AZ-Serie "München nicht wie geplant" - Teil 4: Die Retter ihrer Stadtviertel

Christian Pfaffinger

Lebensraum retten: Wie die Viertel-Sanierungen im Westend, dem Lehel und in Haidhausen die Protestkultur fördern.

München - Wem’s wurscht ist, der reißt nie was. Der schaut halt zu, was passiert und lebt damit. Es ist um die Mitte der Sechziger Jahre, als das in München vielen Menschen zu blöd wird.

Denn es ist die Zeit der großen Viertelsanierungen. Fast alle an die Altstadt angrenzenden Wohngebiete werden als Kerngebiete ausgewiesen. Vom Wohnraum soll dort teils nurmehr ein Drittel übrigbleiben. Der damalige Stadtbaurat Uli Zech wollte die "Glasscherbenviertel abräumen". Dass es alteingesessenen Bürgern dann zu teuer werden könnte, war ihm wohl gleich. Dazu sagte er bei einer Rede vor der Bauinnung im Jahr 1970 sogar, dass die jetzige Bevölkerung, etwa im Lehel, bald eh verschwinde. Die Leute würden in zehn, fünfzehn Jahren durch finanzstärkere ersetzt, und die Bewohnerstruktur, die jetzt Probleme mache, sei dann nicht mehr da.

Mit diesem Angriff auf die Heimat vieler Münchner beginnt die Zeit der Stadtviertel-Bürgerinitiativen. In verschiedenen Stadtteilen entstehen Gruppen, die sich gegen die aus ihrer Sicht menschenfeindliche Stadtplanung wehren. Es sind vor allem Bürger, die selbst betroffen sind, denen es aber nicht gleich ist, was passiert. Sie mucken auf – und werden so ein Stück weit zu den Rettern ihrer Stadtviertel.

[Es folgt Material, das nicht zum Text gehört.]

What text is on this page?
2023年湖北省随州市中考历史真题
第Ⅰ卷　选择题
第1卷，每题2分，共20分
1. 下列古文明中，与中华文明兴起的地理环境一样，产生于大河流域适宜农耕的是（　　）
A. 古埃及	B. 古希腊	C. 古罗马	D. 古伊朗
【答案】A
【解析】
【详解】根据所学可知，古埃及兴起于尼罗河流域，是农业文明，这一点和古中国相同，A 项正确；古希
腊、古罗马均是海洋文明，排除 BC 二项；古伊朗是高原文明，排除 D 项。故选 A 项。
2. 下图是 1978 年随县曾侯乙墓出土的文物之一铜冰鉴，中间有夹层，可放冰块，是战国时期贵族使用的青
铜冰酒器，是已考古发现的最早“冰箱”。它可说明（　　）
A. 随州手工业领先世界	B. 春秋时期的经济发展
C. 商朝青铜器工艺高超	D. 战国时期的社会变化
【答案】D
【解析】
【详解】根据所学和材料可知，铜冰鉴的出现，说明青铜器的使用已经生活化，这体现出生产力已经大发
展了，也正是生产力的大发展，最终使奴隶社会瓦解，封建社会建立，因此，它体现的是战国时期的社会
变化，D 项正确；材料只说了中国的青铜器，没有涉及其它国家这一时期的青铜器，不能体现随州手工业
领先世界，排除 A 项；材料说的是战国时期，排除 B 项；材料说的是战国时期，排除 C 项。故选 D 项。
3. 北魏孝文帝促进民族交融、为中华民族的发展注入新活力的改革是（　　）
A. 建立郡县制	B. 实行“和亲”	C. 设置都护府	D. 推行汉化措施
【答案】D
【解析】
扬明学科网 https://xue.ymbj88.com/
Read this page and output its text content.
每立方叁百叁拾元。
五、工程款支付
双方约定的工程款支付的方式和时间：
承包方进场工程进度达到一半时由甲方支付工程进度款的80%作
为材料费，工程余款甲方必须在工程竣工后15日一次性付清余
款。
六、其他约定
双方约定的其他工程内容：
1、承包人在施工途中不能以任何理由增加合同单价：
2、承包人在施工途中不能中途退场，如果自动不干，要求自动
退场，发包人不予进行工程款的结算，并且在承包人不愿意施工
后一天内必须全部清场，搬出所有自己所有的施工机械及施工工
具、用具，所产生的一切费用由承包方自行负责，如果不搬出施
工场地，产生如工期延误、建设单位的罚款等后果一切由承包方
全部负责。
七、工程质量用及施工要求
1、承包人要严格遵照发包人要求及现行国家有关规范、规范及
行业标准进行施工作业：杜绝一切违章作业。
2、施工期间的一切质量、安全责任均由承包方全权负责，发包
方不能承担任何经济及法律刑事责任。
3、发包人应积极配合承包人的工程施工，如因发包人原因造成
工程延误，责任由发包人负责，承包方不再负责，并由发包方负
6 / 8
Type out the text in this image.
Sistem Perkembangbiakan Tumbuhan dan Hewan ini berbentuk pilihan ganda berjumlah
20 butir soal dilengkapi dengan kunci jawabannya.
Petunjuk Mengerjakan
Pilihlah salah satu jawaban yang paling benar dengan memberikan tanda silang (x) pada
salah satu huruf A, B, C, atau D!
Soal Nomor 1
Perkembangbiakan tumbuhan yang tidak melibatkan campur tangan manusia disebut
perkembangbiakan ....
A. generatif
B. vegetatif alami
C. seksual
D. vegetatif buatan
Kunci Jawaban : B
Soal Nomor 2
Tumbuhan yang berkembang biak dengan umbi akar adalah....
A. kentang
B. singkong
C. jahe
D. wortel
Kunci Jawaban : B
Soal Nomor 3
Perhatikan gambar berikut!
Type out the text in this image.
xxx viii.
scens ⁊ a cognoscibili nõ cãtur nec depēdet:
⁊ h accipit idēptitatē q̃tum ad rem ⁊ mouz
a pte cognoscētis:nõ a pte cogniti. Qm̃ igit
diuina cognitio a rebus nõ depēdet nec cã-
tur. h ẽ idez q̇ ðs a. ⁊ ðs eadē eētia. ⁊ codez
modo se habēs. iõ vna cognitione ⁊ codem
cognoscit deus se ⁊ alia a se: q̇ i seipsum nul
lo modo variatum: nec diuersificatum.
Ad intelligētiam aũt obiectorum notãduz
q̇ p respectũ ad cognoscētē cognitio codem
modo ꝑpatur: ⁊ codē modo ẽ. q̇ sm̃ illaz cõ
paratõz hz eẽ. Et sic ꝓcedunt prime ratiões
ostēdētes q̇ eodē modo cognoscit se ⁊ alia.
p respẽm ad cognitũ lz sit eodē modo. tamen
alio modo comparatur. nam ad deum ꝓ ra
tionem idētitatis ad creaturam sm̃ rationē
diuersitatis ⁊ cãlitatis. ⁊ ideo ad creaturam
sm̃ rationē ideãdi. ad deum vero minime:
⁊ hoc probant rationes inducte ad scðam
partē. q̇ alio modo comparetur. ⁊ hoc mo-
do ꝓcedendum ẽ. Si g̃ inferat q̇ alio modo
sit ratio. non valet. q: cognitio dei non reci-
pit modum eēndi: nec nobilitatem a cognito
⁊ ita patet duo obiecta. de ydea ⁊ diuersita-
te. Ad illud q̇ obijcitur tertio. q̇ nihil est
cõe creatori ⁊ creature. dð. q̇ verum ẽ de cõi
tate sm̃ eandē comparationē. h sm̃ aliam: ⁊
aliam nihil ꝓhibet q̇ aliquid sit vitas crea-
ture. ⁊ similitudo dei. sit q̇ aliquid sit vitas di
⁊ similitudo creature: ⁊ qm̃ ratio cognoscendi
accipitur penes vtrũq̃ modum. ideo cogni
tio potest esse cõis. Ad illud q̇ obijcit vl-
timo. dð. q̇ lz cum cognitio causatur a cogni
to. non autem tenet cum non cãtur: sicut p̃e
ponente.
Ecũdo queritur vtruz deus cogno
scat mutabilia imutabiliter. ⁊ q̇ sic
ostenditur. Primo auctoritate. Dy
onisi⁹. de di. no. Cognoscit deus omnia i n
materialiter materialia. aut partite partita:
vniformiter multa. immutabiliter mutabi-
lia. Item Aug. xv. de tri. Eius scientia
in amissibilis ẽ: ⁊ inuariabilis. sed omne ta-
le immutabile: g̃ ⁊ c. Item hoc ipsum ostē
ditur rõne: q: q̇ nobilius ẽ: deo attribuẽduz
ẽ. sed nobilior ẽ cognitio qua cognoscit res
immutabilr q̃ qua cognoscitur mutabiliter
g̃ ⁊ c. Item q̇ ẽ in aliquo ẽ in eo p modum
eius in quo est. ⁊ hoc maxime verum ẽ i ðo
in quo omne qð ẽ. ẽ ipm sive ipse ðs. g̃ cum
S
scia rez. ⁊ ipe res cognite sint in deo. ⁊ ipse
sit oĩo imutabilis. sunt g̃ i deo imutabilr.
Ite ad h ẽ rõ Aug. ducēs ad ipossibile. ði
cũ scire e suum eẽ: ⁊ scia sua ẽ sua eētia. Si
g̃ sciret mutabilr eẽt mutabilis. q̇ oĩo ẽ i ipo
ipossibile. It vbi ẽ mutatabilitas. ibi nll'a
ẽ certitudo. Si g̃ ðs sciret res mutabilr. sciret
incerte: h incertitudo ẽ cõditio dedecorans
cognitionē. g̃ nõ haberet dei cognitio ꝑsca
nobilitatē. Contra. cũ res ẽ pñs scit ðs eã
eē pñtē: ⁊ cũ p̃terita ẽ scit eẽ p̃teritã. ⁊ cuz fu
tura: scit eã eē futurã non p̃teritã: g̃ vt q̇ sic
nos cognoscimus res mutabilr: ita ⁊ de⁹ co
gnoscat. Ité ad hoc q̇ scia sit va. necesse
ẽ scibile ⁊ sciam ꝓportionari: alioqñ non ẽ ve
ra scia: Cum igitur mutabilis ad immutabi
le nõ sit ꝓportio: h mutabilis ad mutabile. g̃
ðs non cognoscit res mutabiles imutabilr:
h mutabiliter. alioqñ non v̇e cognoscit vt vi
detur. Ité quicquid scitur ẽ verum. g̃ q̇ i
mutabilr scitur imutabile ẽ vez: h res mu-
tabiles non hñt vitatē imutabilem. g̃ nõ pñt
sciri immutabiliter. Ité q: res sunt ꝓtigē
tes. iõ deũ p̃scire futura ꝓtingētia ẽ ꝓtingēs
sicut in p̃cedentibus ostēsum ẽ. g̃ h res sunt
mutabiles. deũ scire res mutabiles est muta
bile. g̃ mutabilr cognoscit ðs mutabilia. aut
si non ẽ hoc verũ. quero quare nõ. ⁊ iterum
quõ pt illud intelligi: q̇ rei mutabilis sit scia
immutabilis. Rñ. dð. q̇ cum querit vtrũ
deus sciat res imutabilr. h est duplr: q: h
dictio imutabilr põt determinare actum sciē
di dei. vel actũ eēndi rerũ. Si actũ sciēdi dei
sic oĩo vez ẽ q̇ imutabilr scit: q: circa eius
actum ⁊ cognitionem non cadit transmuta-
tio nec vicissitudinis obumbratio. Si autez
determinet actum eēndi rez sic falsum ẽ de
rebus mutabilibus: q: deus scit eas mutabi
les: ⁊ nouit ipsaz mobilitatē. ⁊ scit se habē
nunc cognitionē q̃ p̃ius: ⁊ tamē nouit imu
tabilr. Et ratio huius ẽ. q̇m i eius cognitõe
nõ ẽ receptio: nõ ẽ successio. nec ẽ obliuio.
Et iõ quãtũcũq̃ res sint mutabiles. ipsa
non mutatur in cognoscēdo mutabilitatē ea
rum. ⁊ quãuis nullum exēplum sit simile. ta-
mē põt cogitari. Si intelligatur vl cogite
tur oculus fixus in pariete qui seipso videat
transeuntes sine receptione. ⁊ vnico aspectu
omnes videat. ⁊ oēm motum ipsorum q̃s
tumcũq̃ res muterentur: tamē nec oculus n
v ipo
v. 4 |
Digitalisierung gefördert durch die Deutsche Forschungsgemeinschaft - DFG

Lehel: Erste Proteste regen sich

Die geplante Sanierung des Lehels bringt zum ersten Mal so viel Protest, dass die Idee der Bürgerbeteiligung aufkommt. Ausgangspunkt ist der Plan, das Viertel moderner und vor allem lukrativer zu machen: Weil man die Baukosten des ins Viertel hineingeschlagenen Altstadtrings Ost wieder reinbringen muss, soll es wesentlich mehr Büros und Luxuswohnungen geben.

Das Lehel soll Kerngebiet werden, nicht mehr bloß Wohnviertel.